Just following orders from the top, that’s all. The word came down from on high to waterboard Al Qaida detainees or strip them naked and lock them in cages for days on end, and the CIA operatives obeyed, using the same amoral logic that hundreds of SS guards employed when they shot or gassed Jews in Poland; same logic used by the underlings of Joe Stalin and Idi Amin and Slobodan Milosevic and Saddam Hussein.
In this case, just following orders means absolution from culpability.
The Obama Administration should be commended for releasing internal Bush-Era Justice Department memos that bring to light the heinous “legal” methods used by the CIA to torture suspected terrorists -- and condemned for not pursuing prosecution of the people who carried out these un-American practices.
Because someone must be held accountable for torturing human beings in the name of the United States government and lowering the United States to the level of a sadist.
Under George W. Bush, we kidnapped real or suspected terrorists, jailed them, and then tortured some of them when we believed it suited our ends.
If we’re willing to do all that, we have to ask what else we’re willing to do in the name of “national security.” Where does it end, and with whom?
President Obama declares that these perversions will never happen again – and that might be so, on his watch – but what is to prevent a future administration from reviving the Bush Administration’s entire “pre-emptive” framework, including torture?
I want to know: Does the United States of America torture human beings we find threatening or don’t we? Does our conduct depend on circumstances? Do we reserve torture only for Muslims or would we also torture Mexicans or Swedes?
Although the United States is a militaristic empire with a long rap sheet, our respect (OK, maybe it was only lip service) for the rule of law, domestic and international, stood us above rogue regimes.

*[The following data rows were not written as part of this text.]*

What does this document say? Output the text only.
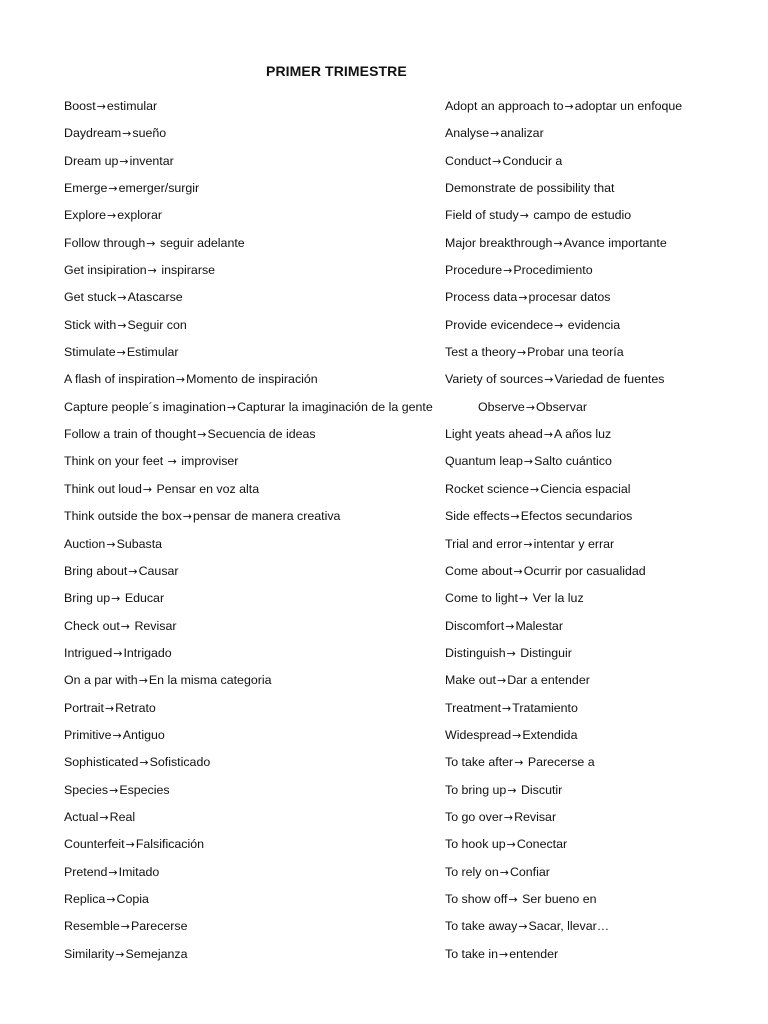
PRIMER TRIMESTRE
Boost→estimular
Daydream→sueño
Dream up→inventar
Emerge→emerger/surgir
Explore→explorar
Follow through→ seguir adelante
Get insipiration→ inspirarse
Get stuck→Atascarse
Stick with→Seguir con
Stimulate→Estimular
A flash of inspiration→Momento de inspiración
Capture people´s imagination→Capturar la imaginación de la gente
Follow a train of thought→Secuencia de ideas
Think on your feet → improviser
Think out loud→ Pensar en voz alta
Think outside the box→pensar de manera creativa
Auction→Subasta
Bring about→Causar
Bring up→ Educar
Check out→ Revisar
Intrigued→Intrigado
On a par with→En la misma categoria
Portrait→Retrato
Primitive→Antiguo
Sophisticated→Sofisticado
Species→Especies
Actual→Real
Counterfeit→Falsificación
Pretend→Imitado
Replica→Copia
Resemble→Parecerse
Similarity→Semejanza
Adopt an approach to→adoptar un enfoque
Analyse→analizar
Conduct→Conducir a
Demonstrate de possibility that
Field of study→ campo de estudio
Major breakthrough→Avance importante
Procedure→Procedimiento
Process data→procesar datos
Provide evicendece→ evidencia
Test a theory→Probar una teoría
Variety of sources→Variedad de fuentes
Observe→Observar
Light yeats ahead→A años luz
Quantum leap→Salto cuántico
Rocket science→Ciencia espacial
Side effects→Efectos secundarios
Trial and error→intentar y errar
Come about→Ocurrir por casualidad
Come to light→ Ver la luz
Discomfort→Malestar
Distinguish→ Distinguir
Make out→Dar a entender
Treatment→Tratamiento
Widespread→Extendida
To take after→ Parecerse a
To bring up→ Discutir
To go over→Revisar
To hook up→Conectar
To rely on→Confiar
To show off→ Ser bueno en
To take away→Sacar, llevar…
To take in→entender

Identifying the bad guys on the world stage used to be a relatively black & white affair. Regimes that held people in jail for years without due process, or tortured political prisoners, were bad and the United States condemned them.
Until George W. Bush came along and used the aftermath of 9/11 to stand international conventions against torture on their head.
By every indication Barack Obama is a decent, intelligent man, but he’s also a politician infatuated with having it both ways; he wants to appear as if his administration is cleaning house – but only if the cleaning excludes the basement; he also wants to protect his political capital from charges from the Right that the administration is on a witch hunt.
A politician talks about looking forward; a leader talks about making sure the evils of the past do not repeat in the future.
A leader knows when to stand on principle and not budge an inch.
Since Obama assumed office the style and tone in Washington D.C. has definitely changed, but at the end of the day real change has not yet arrived. In fact, real change isn’t even in sight.